Paulo Ricardo Gonçalves de Almeida, sócio da Voa - Comunicação e Cultura LTDA, proponente deste projeto, trabalhará na função de produção executiva. José Alves de Lima Aguiar e Marina Pessanha trabalharão nesta mostra na função de coordenação geral. Eduardo Reginato e Danilo Santos Crespo serão os curadores. O projeto não possui aquisição de material permanente. Questões referentes a bens históricos não se aplicam aa esta proposta.
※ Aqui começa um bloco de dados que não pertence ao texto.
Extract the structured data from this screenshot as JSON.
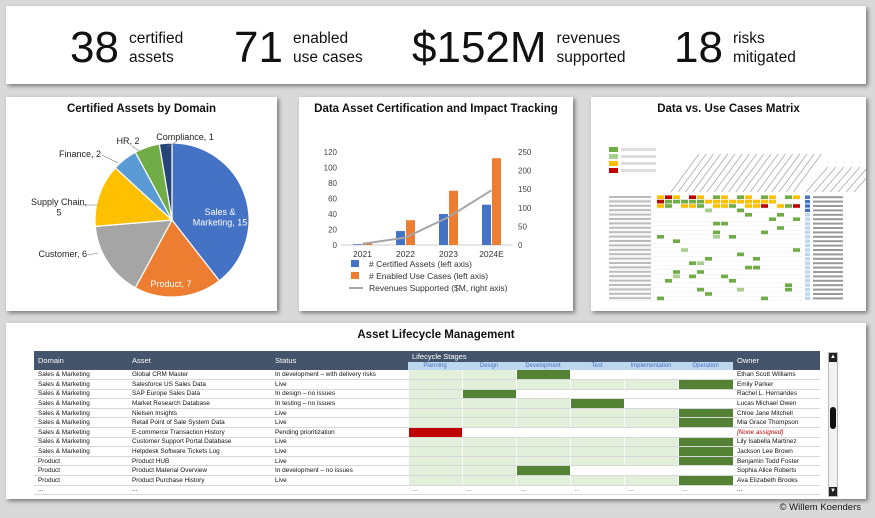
{
  "kpis": [
    {
      "value": "38",
      "label": "certified\nassets"
    },
    {
      "value": "71",
      "label": "enabled\nuse cases"
    },
    {
      "value": "$152M",
      "label": "revenues\nsupported"
    },
    {
      "value": "18",
      "label": "risks\nmitigated"
    }
  ],
  "chart_data": [
    {
      "type": "pie",
      "title": "Certified Assets by Domain",
      "slices": [
        {
          "label": "Sales & Marketing",
          "value": 15,
          "color": "#4472c4"
        },
        {
          "label": "Product",
          "value": 7,
          "color": "#ed7d31"
        },
        {
          "label": "Customer",
          "value": 6,
          "color": "#a5a5a5"
        },
        {
          "label": "Supply Chain",
          "value": 5,
          "color": "#ffc000"
        },
        {
          "label": "Finance",
          "value": 2,
          "color": "#5b9bd5"
        },
        {
          "label": "HR",
          "value": 2,
          "color": "#70ad47"
        },
        {
          "label": "Compliance",
          "value": 1,
          "color": "#264478"
        }
      ],
      "display_labels": [
        "Sales &\nMarketing, 15",
        "Product, 7",
        "Customer, 6",
        "Supply Chain,\n5",
        "Finance, 2",
        "HR, 2",
        "Compliance, 1"
      ]
    },
    {
      "type": "bar",
      "title": "Data Asset Certification and Impact Tracking",
      "categories": [
        "2021",
        "2022",
        "2023",
        "2024E"
      ],
      "series": [
        {
          "name": "# Certified Assets (left axis)",
          "values": [
            1,
            18,
            40,
            52
          ],
          "color": "#4472c4",
          "axis": "left"
        },
        {
          "name": "# Enabled Use Cases (left axis)",
          "values": [
            3,
            32,
            70,
            112
          ],
          "color": "#ed7d31",
          "axis": "left"
        },
        {
          "name": "Revenues Supported ($M, right axis)",
          "values": [
            3,
            20,
            75,
            147
          ],
          "color": "#a5a5a5",
          "axis": "right",
          "type": "line"
        }
      ],
      "left_ticks": [
        "0",
        "20",
        "40",
        "60",
        "80",
        "100",
        "120"
      ],
      "right_ticks": [
        "0",
        "50",
        "100",
        "150",
        "200",
        "250"
      ],
      "ylim_left": [
        0,
        120
      ],
      "ylim_right": [
        0,
        250
      ],
      "legend": "bottom"
    }
  ],
  "matrix": {
    "title": "Data vs. Use Cases Matrix"
  },
  "lifecycle": {
    "title": "Asset Lifecycle Management",
    "headers": {
      "domain": "Domain",
      "asset": "Asset",
      "status": "Status",
      "stages": "Lifecycle Stages",
      "owner": "Owner"
    },
    "stages": [
      "Planning",
      "Design",
      "Development",
      "Test",
      "Implementation",
      "Operation"
    ],
    "rows": [
      {
        "domain": "Sales & Marketing",
        "asset": "Global CRM Master",
        "status": "In development – with delivery risks",
        "stage": 2,
        "color": "#548235",
        "owner": "Ethan Scott Williams"
      },
      {
        "domain": "Sales & Marketing",
        "asset": "Salesforce US Sales Data",
        "status": "Live",
        "stage": 5,
        "color": "#548235",
        "owner": "Emily Parker"
      },
      {
        "domain": "Sales & Marketing",
        "asset": "SAP Europe Sales Data",
        "status": "In design – no issues",
        "stage": 1,
        "color": "#548235",
        "owner": "Rachel L. Hernandes"
      },
      {
        "domain": "Sales & Marketing",
        "asset": "Market Research Database",
        "status": "In testing – no issues",
        "stage": 3,
        "color": "#548235",
        "owner": "Lucas Michael Owen"
      },
      {
        "domain": "Sales & Marketing",
        "asset": "Nielsen Insights",
        "status": "Live",
        "stage": 5,
        "color": "#548235",
        "owner": "Chloe Jane Mitchell"
      },
      {
        "domain": "Sales & Marketing",
        "asset": "Retail Point of Sale System Data",
        "status": "Live",
        "stage": 5,
        "color": "#548235",
        "owner": "Mia Grace Thompson"
      },
      {
        "domain": "Sales & Marketing",
        "asset": "E-commerce Transaction History",
        "status": "Pending prioritization",
        "stage": 0,
        "color": "#c00000",
        "owner": "[None assigned]",
        "owner_alert": true
      },
      {
        "domain": "Sales & Marketing",
        "asset": "Customer Support Portal Database",
        "status": "Live",
        "stage": 5,
        "color": "#548235",
        "owner": "Lily Isabella Martinez"
      },
      {
        "domain": "Sales & Marketing",
        "asset": "Helpdesk Software Tickets Log",
        "status": "Live",
        "stage": 5,
        "color": "#548235",
        "owner": "Jackson Lee Brown"
      },
      {
        "domain": "Product",
        "asset": "Product HUB",
        "status": "Live",
        "stage": 5,
        "color": "#548235",
        "owner": "Benjamin Todd Foster"
      },
      {
        "domain": "Product",
        "asset": "Product Material Overview",
        "status": "In development – no issues",
        "stage": 2,
        "color": "#548235",
        "owner": "Sophia Alice Roberts"
      },
      {
        "domain": "Product",
        "asset": "Product Purchase History",
        "status": "Live",
        "stage": 5,
        "color": "#548235",
        "owner": "Ava Elizabeth Brooks"
      },
      {
        "domain": "...",
        "asset": "...",
        "status": "",
        "stage": -1,
        "color": "",
        "owner": "..."
      }
    ]
  },
  "credit": "© Willem Koenders"
}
A mostra será realizada nos Centros Culturais do Banco do Brasil do Rio de Janeiro, São Paulo e Brasília, espaços que oferecem facilidades para portadores de necessidades especiais como: * Rampa de acesso às salas de exibição; * Cadeiras reservadas nas salas de exibição; * Sanitários adaptados; * A mostra terá uma sessão com tradução em Língua Brasileira de Sinais (Libras). * A mostra terá uma sessão com audiodescrição, além dos filmes serem exibidos com legendas descritivas. * O debate terá tradução simultânea na Língua Brasileira de Sinais (Libras). * Na Planilha orçamentária, as rubricas de Intérprete de Libras, legendagem descritiva e Serviço de Audiodescrição cobrem as despesas com as medidas de acessibilidade previstas. Quanto a acessibilidade de conteúdo, a retrospectiva terá: - Uma sessão com legendagem descritiva: transcrição, em língua portuguesa, dos diálogos, efeitos sonoros, sons do ambiente e demais informações da obra audiovisual que sejam relevantes para possibilitar a melhor compreensão da obra, de acordo com a Lei 13.146/2015. - Uma sessão conjunta com legendagem descritiva, LIBRAS e audiodescrição com narrador, visando ac atar a Lei 13.146 de 06/07/2015, que entrou em vigor no dia 02/01/2016.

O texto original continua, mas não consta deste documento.